DAVID: And at your house. Like when we did that weird acting exercise that got very emotional at the party.
CATHERINE: Or playing Vampires with the kids. And the speed poetry is fun where everyone writes a line without looking at what comes before, then passes it on.
DAVID: James Merrill wrote a lot of good poems using a Ouija board.
CATHERINE: What part of making a movie is the most fun?
DAVID: Probably writing and editing because you don't have to rush and you don't have to get up early. Greg Goodman and I now want to make production as relaxed as possible. We've sort of had it with the stress of the intense shoot.
CATHERINE: Are you at all interested in action films or children's films?
DAVID: Since I'm a father, I probably watch more children's films than grown-up films these days. Right now we're very into The Bad News Bears. It's so great to see a film about losers in America. I'm sure it would never be made now, with the Little League coach constantly drinking and smoking. I think Bad News Bears has probably delivered thousands of kids from the oppression of winning and improving, and all of that. Walter Matthau is so rumpled and fantastically depressed. I can't think of anyone else like him now that he's gone. Can you?
CATHERINE: How about William Macy or Spike Jonze?
DAVID: Why Spike Jonze?
CATHERINE: Because he looks so sad sack.
DAVID: [laughs] I'm sure he'll be happy to read that.
CATHERINE: But doesn't he look like a sad sack?
DAVID: I don't think so. Bill Murray is probably the closest thing, actually.
CATHERINE: I used to be madly in love with Bill Murray.

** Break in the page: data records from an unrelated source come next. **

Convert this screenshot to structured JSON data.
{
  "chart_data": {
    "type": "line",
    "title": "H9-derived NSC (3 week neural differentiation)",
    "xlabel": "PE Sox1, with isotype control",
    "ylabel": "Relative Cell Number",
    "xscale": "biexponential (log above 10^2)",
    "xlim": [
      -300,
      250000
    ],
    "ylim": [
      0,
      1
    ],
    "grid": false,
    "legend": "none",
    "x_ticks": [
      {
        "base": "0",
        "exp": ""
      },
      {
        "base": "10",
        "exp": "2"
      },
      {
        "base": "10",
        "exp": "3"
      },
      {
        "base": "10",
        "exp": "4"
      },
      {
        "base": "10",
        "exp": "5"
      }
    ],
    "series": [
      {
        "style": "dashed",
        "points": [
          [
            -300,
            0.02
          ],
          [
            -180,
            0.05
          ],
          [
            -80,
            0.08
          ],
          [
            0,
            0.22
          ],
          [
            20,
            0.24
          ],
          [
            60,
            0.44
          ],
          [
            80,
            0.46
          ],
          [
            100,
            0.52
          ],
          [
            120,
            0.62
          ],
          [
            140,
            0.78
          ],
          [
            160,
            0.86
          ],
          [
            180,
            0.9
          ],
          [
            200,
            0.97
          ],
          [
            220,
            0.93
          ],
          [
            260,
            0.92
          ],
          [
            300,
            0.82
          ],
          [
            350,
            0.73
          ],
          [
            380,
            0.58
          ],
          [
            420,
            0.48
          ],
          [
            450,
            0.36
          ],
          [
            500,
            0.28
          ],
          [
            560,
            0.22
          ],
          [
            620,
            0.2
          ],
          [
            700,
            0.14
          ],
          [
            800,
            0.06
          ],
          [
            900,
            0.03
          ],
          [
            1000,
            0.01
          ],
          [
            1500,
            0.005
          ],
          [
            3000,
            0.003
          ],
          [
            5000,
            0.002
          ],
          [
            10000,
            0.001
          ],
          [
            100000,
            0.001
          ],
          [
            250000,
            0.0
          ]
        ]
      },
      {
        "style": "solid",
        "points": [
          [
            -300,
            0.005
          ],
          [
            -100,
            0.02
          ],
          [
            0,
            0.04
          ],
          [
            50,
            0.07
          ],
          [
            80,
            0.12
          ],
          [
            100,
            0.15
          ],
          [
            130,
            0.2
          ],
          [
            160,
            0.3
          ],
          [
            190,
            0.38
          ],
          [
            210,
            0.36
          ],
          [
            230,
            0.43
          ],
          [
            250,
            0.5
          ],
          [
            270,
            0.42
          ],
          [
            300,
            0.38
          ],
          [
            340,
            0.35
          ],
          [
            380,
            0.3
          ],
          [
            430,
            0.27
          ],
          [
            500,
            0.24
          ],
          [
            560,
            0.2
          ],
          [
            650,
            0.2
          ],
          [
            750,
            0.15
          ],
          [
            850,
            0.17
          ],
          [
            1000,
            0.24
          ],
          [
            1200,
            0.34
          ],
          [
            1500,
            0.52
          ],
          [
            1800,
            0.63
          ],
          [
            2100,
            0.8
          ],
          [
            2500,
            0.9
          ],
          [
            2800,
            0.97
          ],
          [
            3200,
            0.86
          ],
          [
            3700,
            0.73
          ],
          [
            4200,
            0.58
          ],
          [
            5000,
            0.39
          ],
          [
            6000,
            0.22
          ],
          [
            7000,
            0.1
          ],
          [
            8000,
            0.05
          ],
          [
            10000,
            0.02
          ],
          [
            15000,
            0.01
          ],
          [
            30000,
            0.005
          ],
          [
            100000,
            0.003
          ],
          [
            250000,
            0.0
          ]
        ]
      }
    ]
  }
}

DAVID: Like a crush from afar?
CATHERINE: Yeah, like that. Not true love. By the way, do you believe in true love?
DAVID: Yes.
CATHERINE: Can you elaborate?
DAVID: You want me to elaborate?
CATHERINE: Yeah.
DAVID: It's impossible to talk about this without sounding like a greeting card, but I will anyway. It beats anything and transcends anything and it doesn't die. It's not romantic love like we're always hearing about in rock songs or movies it's the love you feel when you have all these people in your house and it's good. Or you go out and connect with people in any number of ways, difficult things and fun things. Or like in a marriage or friendship when, in addition to the fun you have, you go through unpredictably painful and difficult things. And you find that you're bigger than you ever imagined you could be.
CATHERINE: Can you put that in your movies?
DAVID: You get that in movies by creating characters you love. Pretty soon you begin to put things into movies that you love, instead of just things that are traumatic, dramatic, or scary, you know?
CATHERINE: Uh-huh.
DAVID: By the way, I haven't done this as much as I intend to, in making movies.
CATHERINE: Are you late? Do you need to go to your thing?
DAVID: What time is it now?
CATHERINE: 4:04.
DAVID: Okay.
CATHERINE: What time does it start?
DAVID: Yeah, I gotta run. It's at 4:15. Damn.